Bolsonaro desonra o cargo que ocupa
Em nota, a OAB repudia a fala de Bolsonaro e afirma que sua postura não é compatível com o cargo que ocupa, pois, a “Chefia do Poder Executivo exige que seja exercido com equilíbrio e respeito aos valores constitucionais, sendo-lhe vedado atentar contra os direitos humanos”.
Nesse sentido, o órgão ressalta que todas as autoridades do país devem respeito a Constituição Federal, que “tem entre seus fundamentos a dignidade da pessoa humana, na qual se inclui o direito ao respeito da memória dos mortos”.
Essa, no entanto, não é a primeira vez que Bolsonaro fere esses princípios. Ele que sempre elogiou a ditadura, tem como ídolo o coronel Carlos Alberto Brilhante Ustra, conhecido como um dos maiores torturadores do regime. Seu fascínio pela crueldade é tanto que, em março, ele chegou a determinar que os militares celebrassem o golpe de 64, que completou 55 anos dia 31 de março.
Fala é vista por Haddad como ameaça
Para o ex-ministro Fernando Haddad (PT), a fala de Jair Bolsonaro pode ser vista como uma ameaça ao presidente da OAB, Felipe Santa Cruz. Já a presidenta nacional do PT, Gleisi Hoffmann afirma que, se ele sabe como foi o desaparecimento e não tomou nenhuma providência sobre o crime, passa a ser corresponsável. “É cúmplice e, a partir de hoje, réu confesso”, destaca.

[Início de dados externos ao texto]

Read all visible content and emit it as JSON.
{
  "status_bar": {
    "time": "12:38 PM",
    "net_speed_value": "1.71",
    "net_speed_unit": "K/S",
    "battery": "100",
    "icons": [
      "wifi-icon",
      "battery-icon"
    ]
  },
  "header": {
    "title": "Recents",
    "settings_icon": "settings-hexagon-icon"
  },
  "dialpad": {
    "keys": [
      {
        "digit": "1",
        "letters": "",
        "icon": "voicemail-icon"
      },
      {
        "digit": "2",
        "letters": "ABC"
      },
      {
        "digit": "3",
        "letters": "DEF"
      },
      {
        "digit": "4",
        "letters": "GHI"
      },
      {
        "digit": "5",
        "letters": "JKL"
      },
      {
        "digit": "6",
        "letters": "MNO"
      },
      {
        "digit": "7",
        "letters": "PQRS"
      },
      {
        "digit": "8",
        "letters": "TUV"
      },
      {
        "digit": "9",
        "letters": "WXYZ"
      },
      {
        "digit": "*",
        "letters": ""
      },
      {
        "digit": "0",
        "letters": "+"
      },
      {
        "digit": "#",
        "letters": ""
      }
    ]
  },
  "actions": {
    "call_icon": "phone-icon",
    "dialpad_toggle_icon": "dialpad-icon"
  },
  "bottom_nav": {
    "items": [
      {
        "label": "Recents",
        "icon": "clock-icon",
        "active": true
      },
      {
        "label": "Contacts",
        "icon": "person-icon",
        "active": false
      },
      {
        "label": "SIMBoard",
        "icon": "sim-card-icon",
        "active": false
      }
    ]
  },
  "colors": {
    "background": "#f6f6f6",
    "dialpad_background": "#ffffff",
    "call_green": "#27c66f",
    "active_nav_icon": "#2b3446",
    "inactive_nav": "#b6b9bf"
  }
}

O líder do PT no Senado, Humberto Costa, também classifica a fala como criminosa e ressalta que Felipe Santa Cruz teve “a memória do pai atacada”. Já o líder do PT na Câmara, Paulo Pimenta, lembra que Bolsonaro “idolatra genocidas, torturadores e ditadores” conduzindo o país para um “estado policial autoritário que corroe a democracia e as instituições”.